On the program: tea with a film maker who is flying to Chicago tomorrow to show American students his Calcutta film. Smilingly we converse — two sophisticated producers. Vasco asks about the possibility of a film in which a reborn Vasco da Gama visits modern India, fears the goddess Kali, comes to Calcutta, gets diarrhea, and lives in the governor's palace. Then he talks about the cooks of his various time-phases: the neolithic Awa, the High Gothic Dorothea, the revolutionary Sophie, and the cooking abbess Margarete Rusch, for whose cookery a drop in the price of pepper was important. He mentions the Flounder and his activities since the Neolithic era. The film maker nods. Yes, he says, a similar fish in a similar function has been known in India since the Dravidian period, and this fish was hostile on principle, though ineffectually, to Kali.
Then the film maker talks about the next film festival and, in passing, about the dead bodies in the streets of Calcutta, which are collected toward morning. It has always been this way. In 1943, when he was a child, two million Bengalis had starved because the British army had used up all the rice stocks in the war against Japan. Had a film been made about it? No, unfortunately not.

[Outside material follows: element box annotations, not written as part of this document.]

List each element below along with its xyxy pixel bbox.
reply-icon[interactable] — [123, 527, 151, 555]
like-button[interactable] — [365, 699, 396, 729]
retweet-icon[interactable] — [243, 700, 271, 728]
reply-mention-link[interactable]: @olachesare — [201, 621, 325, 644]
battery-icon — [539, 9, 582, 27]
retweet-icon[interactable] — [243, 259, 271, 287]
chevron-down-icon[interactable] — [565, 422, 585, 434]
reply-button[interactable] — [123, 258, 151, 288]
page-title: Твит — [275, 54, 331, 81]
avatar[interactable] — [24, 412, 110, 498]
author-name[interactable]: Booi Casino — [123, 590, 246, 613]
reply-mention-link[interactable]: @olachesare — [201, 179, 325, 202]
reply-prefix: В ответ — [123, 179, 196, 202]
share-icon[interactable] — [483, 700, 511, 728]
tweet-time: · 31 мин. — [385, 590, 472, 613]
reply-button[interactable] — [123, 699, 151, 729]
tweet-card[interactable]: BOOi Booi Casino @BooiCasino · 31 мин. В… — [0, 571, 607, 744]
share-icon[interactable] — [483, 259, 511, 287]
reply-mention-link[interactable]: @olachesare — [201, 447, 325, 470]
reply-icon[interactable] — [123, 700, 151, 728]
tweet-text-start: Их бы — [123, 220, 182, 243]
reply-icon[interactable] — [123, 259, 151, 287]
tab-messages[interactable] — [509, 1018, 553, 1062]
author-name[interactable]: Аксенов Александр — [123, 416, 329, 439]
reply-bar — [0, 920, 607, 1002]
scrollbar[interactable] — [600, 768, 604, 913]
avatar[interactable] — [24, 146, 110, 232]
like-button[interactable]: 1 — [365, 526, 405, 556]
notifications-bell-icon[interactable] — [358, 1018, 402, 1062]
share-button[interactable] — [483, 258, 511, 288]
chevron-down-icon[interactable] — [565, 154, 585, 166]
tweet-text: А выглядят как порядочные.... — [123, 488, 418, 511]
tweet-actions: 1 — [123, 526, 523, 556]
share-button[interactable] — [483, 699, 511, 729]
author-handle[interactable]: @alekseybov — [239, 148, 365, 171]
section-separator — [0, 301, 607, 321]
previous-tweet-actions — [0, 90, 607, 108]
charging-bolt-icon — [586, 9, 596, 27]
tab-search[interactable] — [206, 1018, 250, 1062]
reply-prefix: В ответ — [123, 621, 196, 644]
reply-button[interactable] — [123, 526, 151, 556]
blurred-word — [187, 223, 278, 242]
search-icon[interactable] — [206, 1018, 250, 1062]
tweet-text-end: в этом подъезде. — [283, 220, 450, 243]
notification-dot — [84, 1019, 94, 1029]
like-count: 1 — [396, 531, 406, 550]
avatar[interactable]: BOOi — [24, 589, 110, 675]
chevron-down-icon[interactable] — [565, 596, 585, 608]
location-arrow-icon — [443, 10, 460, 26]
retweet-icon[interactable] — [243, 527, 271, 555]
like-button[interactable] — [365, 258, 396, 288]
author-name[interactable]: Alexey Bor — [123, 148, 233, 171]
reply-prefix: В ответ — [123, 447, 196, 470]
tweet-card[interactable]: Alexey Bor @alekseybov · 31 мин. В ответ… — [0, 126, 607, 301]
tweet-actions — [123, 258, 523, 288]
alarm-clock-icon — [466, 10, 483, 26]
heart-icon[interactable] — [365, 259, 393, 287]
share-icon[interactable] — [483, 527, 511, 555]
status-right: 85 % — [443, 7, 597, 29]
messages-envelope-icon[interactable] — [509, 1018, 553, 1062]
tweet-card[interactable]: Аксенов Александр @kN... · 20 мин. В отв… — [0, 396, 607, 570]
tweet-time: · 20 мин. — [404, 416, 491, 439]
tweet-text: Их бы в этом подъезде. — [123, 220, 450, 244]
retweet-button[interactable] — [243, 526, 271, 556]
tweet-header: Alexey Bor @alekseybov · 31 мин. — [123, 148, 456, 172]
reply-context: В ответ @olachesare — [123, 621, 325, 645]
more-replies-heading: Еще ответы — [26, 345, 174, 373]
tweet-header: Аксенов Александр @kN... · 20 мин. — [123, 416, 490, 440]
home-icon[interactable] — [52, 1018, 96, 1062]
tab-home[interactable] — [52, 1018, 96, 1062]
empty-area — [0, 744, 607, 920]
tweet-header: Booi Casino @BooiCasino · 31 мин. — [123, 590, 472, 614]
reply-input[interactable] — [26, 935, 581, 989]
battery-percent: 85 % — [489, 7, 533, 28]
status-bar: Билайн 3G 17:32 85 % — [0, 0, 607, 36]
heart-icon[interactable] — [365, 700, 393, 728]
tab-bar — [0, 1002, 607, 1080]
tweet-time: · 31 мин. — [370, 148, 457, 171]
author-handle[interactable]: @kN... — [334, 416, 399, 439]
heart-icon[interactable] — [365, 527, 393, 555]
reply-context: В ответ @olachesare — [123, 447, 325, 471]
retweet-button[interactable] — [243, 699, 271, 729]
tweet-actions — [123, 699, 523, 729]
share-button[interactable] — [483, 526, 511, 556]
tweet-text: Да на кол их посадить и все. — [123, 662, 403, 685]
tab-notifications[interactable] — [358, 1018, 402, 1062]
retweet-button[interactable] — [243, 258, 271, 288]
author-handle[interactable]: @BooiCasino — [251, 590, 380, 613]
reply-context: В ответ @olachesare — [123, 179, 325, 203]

You can't film starvation.
Wherever he goes in Calcutta, at the film maker's, with Mother Theresa's nuns, at the governor's luncheon in his honor, everyone wants to know what his next book is about — as if that could make any difference to India.
Even on his visit to a bustee, the planner from the Department of Economic Planning asks him literary questions. Vasco explains himself in detail. The book deals with the history of human nutrition. It all happens in the region of the Vistula estuary, though actually it might just as well take place at the mouth of the Ganges or here on the banks of the Hooghly River. The goddess in his book is called Awa. Unfortunately he knows much too little about the Dravidian Kali.
Then Vasco takes refuge in statistical questions and gets answers he could have found in statistical tables. There are three thousand bustees in Calcutta. "We prefer not to call them slums." The population of the bustees ranges from five
hundred to seventy-five thousand. That adds up to three million bustee dwellers. An average of eight to ten people to a room. Ten to twelve huts form an open square around a court. Excrement and kitchen waste flow down the main streets in open gutters. In this particular bustee the schoolroom holds some forty-five children. A social worker is in charge of it. The same cheerfulness: so proud to have a school. Vasco tries to imprint the stench on his memory. Hallmarks of misery; the usual injustice. Extortionate rents are paid to hut owners who also live in the bustee. Everybody shits where he can and must. True enough, Vasco writes, but compared to Frankfurt am Main, the people here are alive. Later on he wants to cross out this sentence.